The British wanted to control South Africa because it was one of the trade routes to India. British rule made their country increasingly a country of industry and business. The Boers also felt that the native Africans were inferior and should be treated as slaves. The British insisted that Africans should have rights.
Why did the British settle in South Africa?

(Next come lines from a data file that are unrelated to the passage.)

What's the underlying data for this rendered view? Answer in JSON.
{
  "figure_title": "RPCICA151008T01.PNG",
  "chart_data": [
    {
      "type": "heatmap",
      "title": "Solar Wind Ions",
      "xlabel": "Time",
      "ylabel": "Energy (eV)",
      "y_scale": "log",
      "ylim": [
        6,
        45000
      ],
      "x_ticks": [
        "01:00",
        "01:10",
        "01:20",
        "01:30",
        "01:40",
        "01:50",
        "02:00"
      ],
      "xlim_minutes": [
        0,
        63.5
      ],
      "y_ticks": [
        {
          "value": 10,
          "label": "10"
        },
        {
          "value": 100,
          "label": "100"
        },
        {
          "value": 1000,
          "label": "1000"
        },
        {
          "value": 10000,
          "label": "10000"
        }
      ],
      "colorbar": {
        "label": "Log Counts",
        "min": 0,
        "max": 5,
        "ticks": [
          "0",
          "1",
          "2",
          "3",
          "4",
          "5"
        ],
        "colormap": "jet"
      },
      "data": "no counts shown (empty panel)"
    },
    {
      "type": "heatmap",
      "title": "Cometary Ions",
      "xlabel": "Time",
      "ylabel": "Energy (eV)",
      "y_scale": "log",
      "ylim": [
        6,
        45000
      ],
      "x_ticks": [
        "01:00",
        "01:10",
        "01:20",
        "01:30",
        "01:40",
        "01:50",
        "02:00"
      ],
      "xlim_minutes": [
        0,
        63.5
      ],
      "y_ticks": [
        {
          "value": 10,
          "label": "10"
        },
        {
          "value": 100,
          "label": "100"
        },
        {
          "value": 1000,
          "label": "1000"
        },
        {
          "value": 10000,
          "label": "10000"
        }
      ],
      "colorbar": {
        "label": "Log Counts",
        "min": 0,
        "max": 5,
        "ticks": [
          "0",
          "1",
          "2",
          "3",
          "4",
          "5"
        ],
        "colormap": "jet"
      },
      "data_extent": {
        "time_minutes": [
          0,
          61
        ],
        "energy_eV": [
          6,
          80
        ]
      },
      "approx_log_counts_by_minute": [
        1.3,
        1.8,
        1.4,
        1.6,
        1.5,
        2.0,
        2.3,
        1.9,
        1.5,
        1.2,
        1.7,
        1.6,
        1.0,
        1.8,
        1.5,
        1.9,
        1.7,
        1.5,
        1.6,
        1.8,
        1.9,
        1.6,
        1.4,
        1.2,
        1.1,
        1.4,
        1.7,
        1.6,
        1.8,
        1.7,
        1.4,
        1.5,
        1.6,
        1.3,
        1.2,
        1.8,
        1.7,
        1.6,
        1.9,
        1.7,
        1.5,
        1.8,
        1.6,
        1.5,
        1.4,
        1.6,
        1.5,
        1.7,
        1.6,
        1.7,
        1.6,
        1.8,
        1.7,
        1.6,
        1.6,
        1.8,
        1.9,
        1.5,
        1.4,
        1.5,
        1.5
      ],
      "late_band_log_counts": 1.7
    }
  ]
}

Initially British control was aimed to protect the trade route to the East, however, the British soon realised the potential to develop the Cape for their own needs. With colonialism, which began in South Africa in 1652, came the Slavery and Forced Labour Model.
What did Britain do to South Africa?
When Great Britain imperialized South Africa in 1870s, they took over most of the natural resources and industries. Mining for diamonds and gold were two of the major industries that the economy was centered around.
When did Britain take over South Africa?
The British occupied the Cape in 1795, ending the Dutch East India Companys role in the region. Although the British relinquished the colony to the Dutch in the Treaty of Amiens (1802), they reannexed it in 1806 after the start of the Napoleonic Wars.
Why was South Africa colonized?
In 1657 the colonial authorities started a process of allotting farms to European settlers (free burghers) in the arable regions around Cape Town, where wine and wheat became the major products. Increased European encroachment ultimately led to the colonisation and occupation of South Africa by the Dutch.